Thursday, August 23, 2012

SxSE: Ole Miss Baseball 1893-2012

Ole Miss is historically a good but underachieving program.  Currently I would rank them as an NCAA Regional program.  They can be expected to qualify for the Regionals nearly every year, but they can also be expected to usually not make it any farther.  The Rebels' average season record for the past 10 years has been 40-24.

Mississippi began playing baseball in 1893.  They were led by 14 different coaches in their first 55 years, up through 1947

Future Yankees and Mets manager Casey Stengel was the head coach at Ole Miss for one year, in 1914, and led them to a 13-9 record. It was at Ole Miss he first picked up the nickname, "The old Perfesser".

Tom Swayze was the Rebels' coach during their "glory days" from 1951-1971.  During Swayze's tenure, the Rebels won 4 SEC Championships and made it to the College World Series twice. He compiled a 361-201-2 record during his tenure.

Jake Gibbs coached the team from 1972-1990, compiling a  485-389-8 record.  The former major leaguer led the team to the College World Series in his first year on the job, the last time they've been there.

Don Kessinger, another former major leaguer, coached from 1991-2000

Mike Bianco has been coaching the Rebels since 2000.  His teams have been to the NCAA Regionals in every season except 2000 and 2011, but have not advanced from there.

Ole Miss has won 6 SEC Conference championships, in 1959, 1960, 1964, 1969, 1972, 1977, 2009.  They have been to the NCAA Tournament 17 times, and have advanced to the College World Series 4 times, 1956, 1964, 1969, 1972, but have never won the national championship.

Notable Ole Miss Ballplayers
The 2012 Ole Miss Rebels

The 2012 Rebels compiled a 37-26 record, 14-16 in the SEC.  They went to the College Station Regional, but were eliminated by TCU after going 2-2.

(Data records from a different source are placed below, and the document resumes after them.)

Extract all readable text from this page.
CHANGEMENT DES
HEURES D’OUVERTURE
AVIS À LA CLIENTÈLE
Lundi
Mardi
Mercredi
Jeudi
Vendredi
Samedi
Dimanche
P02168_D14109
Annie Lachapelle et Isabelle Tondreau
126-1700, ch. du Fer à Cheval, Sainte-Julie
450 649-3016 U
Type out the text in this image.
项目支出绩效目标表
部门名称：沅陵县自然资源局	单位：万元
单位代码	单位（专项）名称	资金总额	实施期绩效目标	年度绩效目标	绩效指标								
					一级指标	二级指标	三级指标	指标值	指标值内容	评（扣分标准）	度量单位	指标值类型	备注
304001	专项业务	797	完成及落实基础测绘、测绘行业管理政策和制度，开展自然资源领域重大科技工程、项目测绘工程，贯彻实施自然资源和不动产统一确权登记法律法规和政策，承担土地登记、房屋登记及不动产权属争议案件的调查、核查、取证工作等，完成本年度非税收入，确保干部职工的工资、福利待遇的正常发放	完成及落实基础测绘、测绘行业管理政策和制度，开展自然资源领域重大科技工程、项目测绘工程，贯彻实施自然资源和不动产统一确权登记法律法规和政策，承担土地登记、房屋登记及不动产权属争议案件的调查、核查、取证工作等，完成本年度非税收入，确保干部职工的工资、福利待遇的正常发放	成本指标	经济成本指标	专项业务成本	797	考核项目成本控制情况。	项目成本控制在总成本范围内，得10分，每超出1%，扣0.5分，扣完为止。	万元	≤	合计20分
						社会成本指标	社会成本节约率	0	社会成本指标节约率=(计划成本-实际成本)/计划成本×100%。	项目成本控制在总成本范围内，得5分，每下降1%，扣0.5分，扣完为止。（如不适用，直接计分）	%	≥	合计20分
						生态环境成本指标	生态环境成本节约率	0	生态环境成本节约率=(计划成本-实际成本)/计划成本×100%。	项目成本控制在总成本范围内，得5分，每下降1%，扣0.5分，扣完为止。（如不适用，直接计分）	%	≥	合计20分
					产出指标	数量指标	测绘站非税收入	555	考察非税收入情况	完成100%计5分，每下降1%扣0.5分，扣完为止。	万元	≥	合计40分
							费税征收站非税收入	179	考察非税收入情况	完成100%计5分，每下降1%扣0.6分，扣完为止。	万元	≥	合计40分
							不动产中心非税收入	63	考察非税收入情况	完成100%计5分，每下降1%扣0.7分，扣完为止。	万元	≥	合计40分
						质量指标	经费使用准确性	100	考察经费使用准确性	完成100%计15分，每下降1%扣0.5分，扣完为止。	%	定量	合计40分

What Dave Van Horn's Success Teaches Us About Mike Bianco's Failure (Red Cup Rebellion)
With their programs' infrastructure and support being as similar as they are, one would expect parity in Bianco and Van Horn's game day production. For the most part, there is. Remarkably so. In the ten seasons Van Horn has been in Fayetteville, he has compiled an overall record of 398-220 (.644) with a 159-139 (.534) conference mark. In that same span,** Bianco has gone 395-236 (.626) overall and 164-136 (.547) in the SEC. The pair's overall and conference winning percentages are separated by a mere 1 and 2%, respectfully. As far as postseason play goes, Van Horn has reached the NCAA tournament every year since his arrival in 2003. Bianco's squads have qualified in nine of those ten seasons. Both coaches have reached a Super Regional four times apiece.
. . .
There is, of course, the one paramount difference between the two coaches' programs; the one cardinal statistic that distinguishes and defines each man's tenure. Dave Van Horn has three College World Series appearances. Mike Bianco, as we're all painfully aware, has zero.

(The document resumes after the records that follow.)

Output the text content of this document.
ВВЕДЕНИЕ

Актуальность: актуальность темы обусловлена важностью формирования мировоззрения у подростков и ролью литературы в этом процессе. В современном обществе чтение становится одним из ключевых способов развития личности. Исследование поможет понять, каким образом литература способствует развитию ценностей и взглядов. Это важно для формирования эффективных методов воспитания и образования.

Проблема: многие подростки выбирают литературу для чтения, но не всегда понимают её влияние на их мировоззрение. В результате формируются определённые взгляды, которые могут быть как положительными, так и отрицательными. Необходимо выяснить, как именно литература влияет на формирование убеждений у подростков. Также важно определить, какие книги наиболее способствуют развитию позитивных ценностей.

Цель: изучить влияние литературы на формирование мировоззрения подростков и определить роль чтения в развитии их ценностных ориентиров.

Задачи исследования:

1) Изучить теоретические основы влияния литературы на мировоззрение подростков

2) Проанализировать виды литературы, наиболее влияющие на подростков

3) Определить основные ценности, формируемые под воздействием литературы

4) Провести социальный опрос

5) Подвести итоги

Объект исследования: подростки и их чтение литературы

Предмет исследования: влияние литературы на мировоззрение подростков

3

As I've illustrated above, both coaches are encompassed within equivalent programs that provide them with similar resources. In regular season and early stages of postseason play this has resulted in nearly identical results. In high pressure, late season situations the fates of the two teams diverge. Faced with these clutch situations, Van Horn's teams have usually played their best baseball, going 3 for 4 in Super Regionals. Bianco's teams have collapsed, going 0-4.

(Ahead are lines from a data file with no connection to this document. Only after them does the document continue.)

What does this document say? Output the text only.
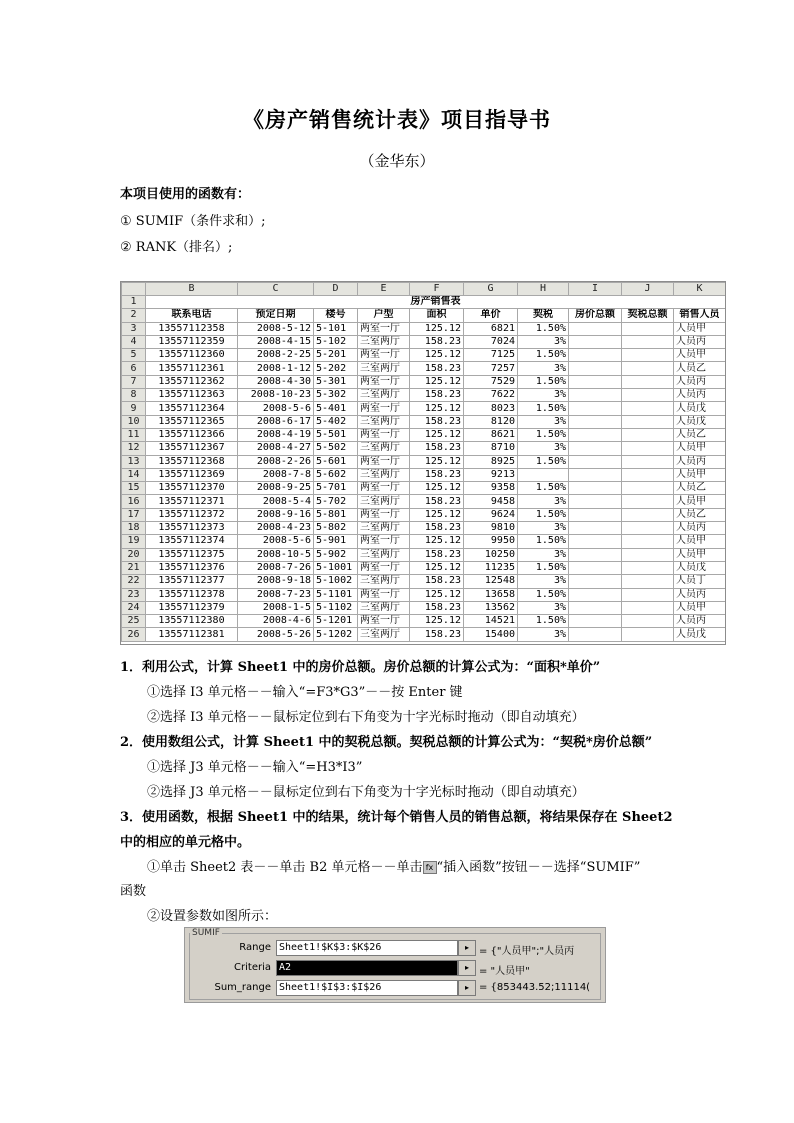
《房产销售统计表》项目指导书
（金华东）
本项目使用的函数有：
① SUMIF（条件求和）;
② RANK（排名）;
	B	C	D	E	F	G	H	I	J	K
1	房产销售表									
2	联系电话	预定日期	楼号	户型	面积	单价	契税	房价总额	契税总额	销售人员
3	13557112358	2008-5-12	5-101	两室一厅	125.12	6821	1.50%			人员甲
4	13557112359	2008-4-15	5-102	三室两厅	158.23	7024	3%			人员丙
5	13557112360	2008-2-25	5-201	两室一厅	125.12	7125	1.50%			人员甲
6	13557112361	2008-1-12	5-202	三室两厅	158.23	7257	3%			人员乙
7	13557112362	2008-4-30	5-301	两室一厅	125.12	7529	1.50%			人员丙
8	13557112363	2008-10-23	5-302	三室两厅	158.23	7622	3%			人员丙
9	13557112364	2008-5-6	5-401	两室一厅	125.12	8023	1.50%			人员戊
10	13557112365	2008-6-17	5-402	三室两厅	158.23	8120	3%			人员戊
11	13557112366	2008-4-19	5-501	两室一厅	125.12	8621	1.50%			人员乙
12	13557112367	2008-4-27	5-502	三室两厅	158.23	8710	3%			人员甲
13	13557112368	2008-2-26	5-601	两室一厅	125.12	8925	1.50%			人员丙
14	13557112369	2008-7-8	5-602	三室两厅	158.23	9213				人员甲
15	13557112370	2008-9-25	5-701	两室一厅	125.12	9358	1.50%			人员乙
16	13557112371	2008-5-4	5-702	三室两厅	158.23	9458	3%			人员甲
17	13557112372	2008-9-16	5-801	两室一厅	125.12	9624	1.50%			人员乙
18	13557112373	2008-4-23	5-802	三室两厅	158.23	9810	3%			人员丙
19	13557112374	2008-5-6	5-901	两室一厅	125.12	9950	1.50%			人员甲
20	13557112375	2008-10-5	5-902	三室两厅	158.23	10250	3%			人员甲
21	13557112376	2008-7-26	5-1001	两室一厅	125.12	11235	1.50%			人员戊
22	13557112377	2008-9-18	5-1002	三室两厅	158.23	12548	3%			人员丁
23	13557112378	2008-7-23	5-1101	两室一厅	125.12	13658	1.50%			人员丙
24	13557112379	2008-1-5	5-1102	三室两厅	158.23	13562	3%			人员甲
25	13557112380	2008-4-6	5-1201	两室一厅	125.12	14521	1.50%			人员丙
26	13557112381	2008-5-26	5-1202	三室两厅	158.23	15400	3%			人员戊
1．利用公式，计算 Sheet1 中的房价总额。房价总额的计算公式为：“面积*单价”
①选择 I3 单元格－－输入“=F3*G3”－－按 Enter 键
②选择 I3 单元格－－鼠标定位到右下角变为十字光标时拖动（即自动填充）
2．使用数组公式，计算 Sheet1 中的契税总额。契税总额的计算公式为：“契税*房价总额”
①选择 J3 单元格－－输入“=H3*I3”
②选择 J3 单元格－－鼠标定位到右下角变为十字光标时拖动（即自动填充）
3．使用函数，根据 Sheet1 中的结果，统计每个销售人员的销售总额，将结果保存在 Sheet2
中的相应的单元格中。
①单击 Sheet2 表－－单击 B2 单元格－－单击 fx “插入函数”按钮－－选择“SUMIF”
函数
②设置参数如图所示：
SUMIF
Range Sheet1!$K$3:$K$26	▸	= {"人员甲";"人员丙
Criteria A2	▸	= "人员甲"
Sum_range Sheet1!$I$3:$I$26	▸	= {853443.52;11114(
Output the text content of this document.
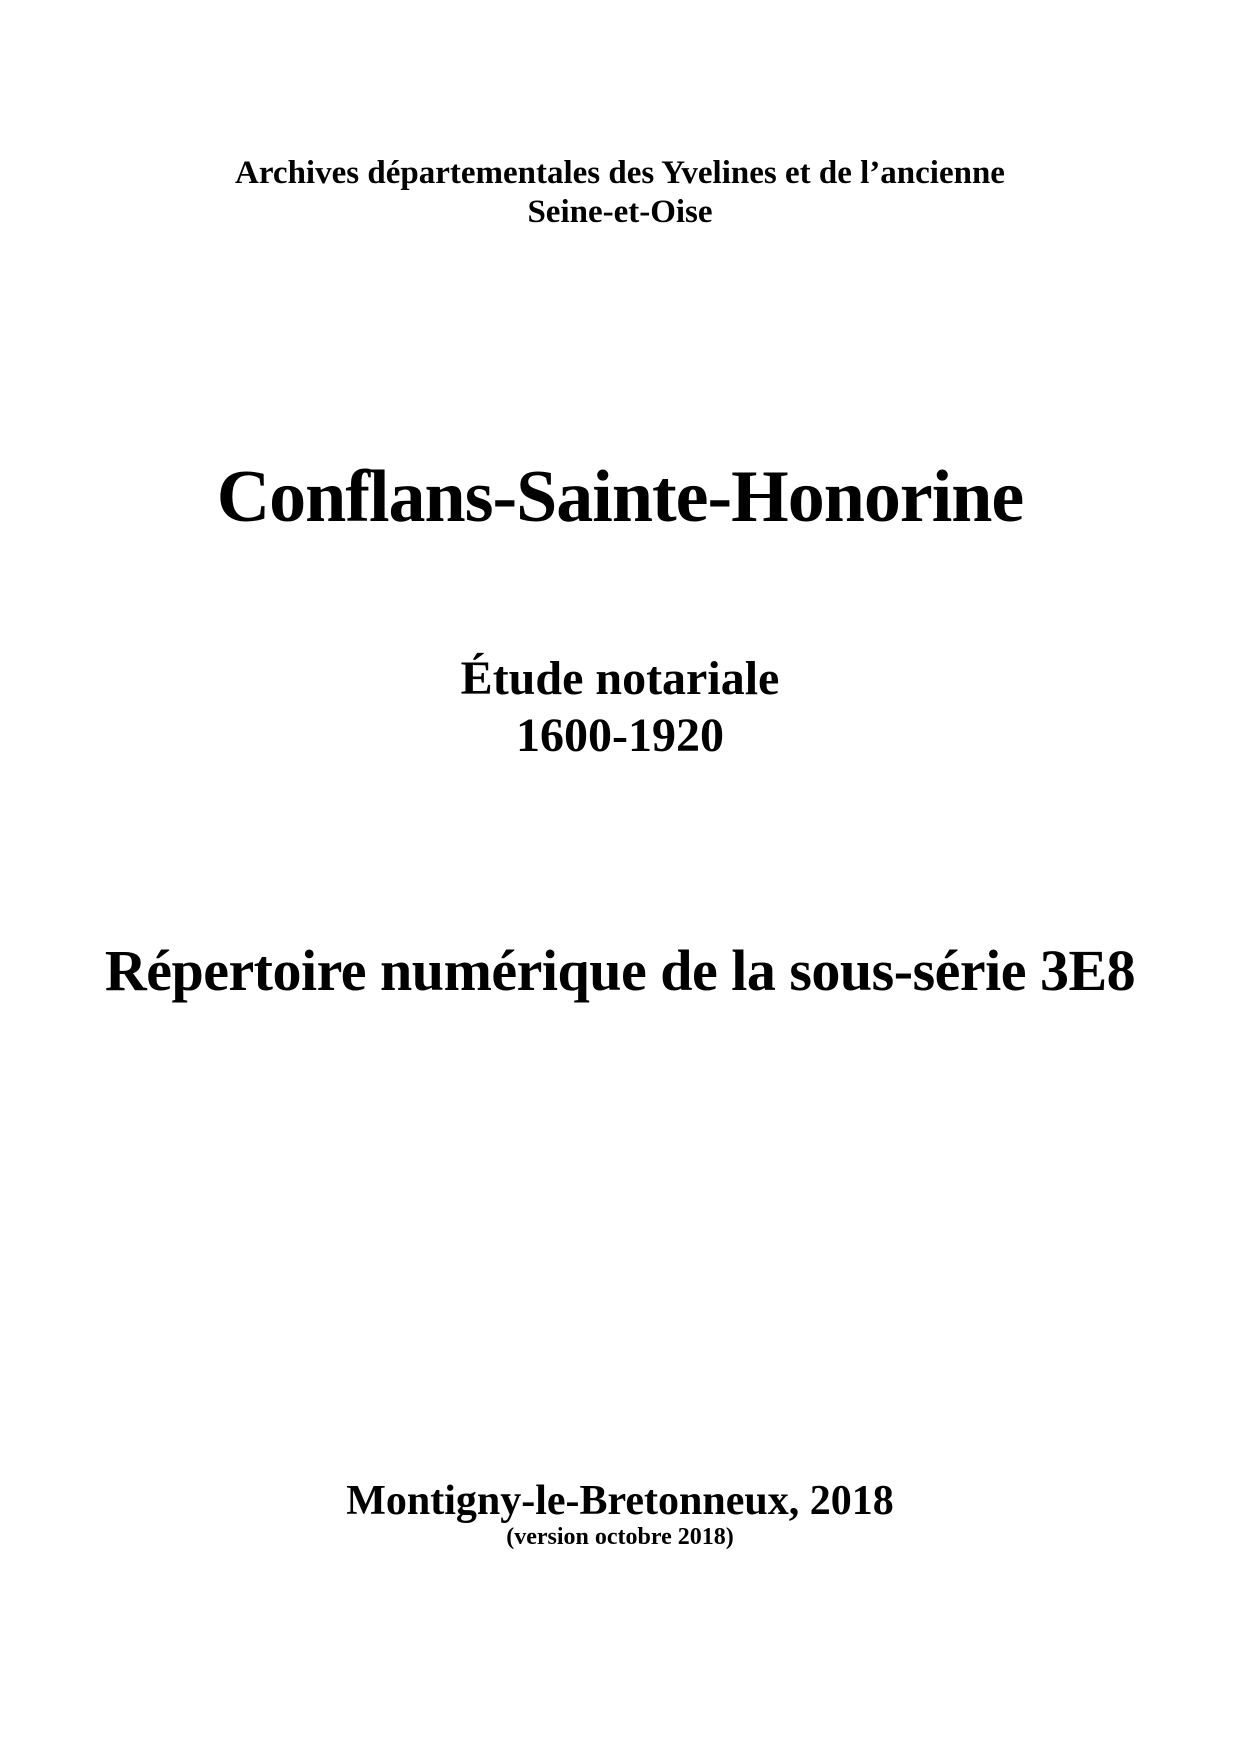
Archives départementales des Yvelines et de l’ancienne
Seine-et-Oise
Conflans-Sainte-Honorine
Étude notariale
1600-1920
Répertoire numérique de la sous-série 3E8
Montigny-le-Bretonneux, 2018
(version octobre 2018)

I realize the equation for a successful baseball team is much more complicated than the list of general factors I've explored above. The comparisons I've made are far from comprehensive or exhaustive. Luck and timing many times play as big a factor in the outcome of a game as skill and coaching prowess. A blown game-ending double play followed by two bases-loaded hit-by-pitches allowed the Razorbacks to avoid elimination in game two of the Baylor Super Regional. The Diamond Rebs have typically been on the wrong side of such breaks. The fact of the matter remains, though: for whatever reasons, Van Horn has repeatedly taken his team to Omaha and Bianco has not. Under reasonably similar circumstances, Bianco has failed where Van Horn has succeeded.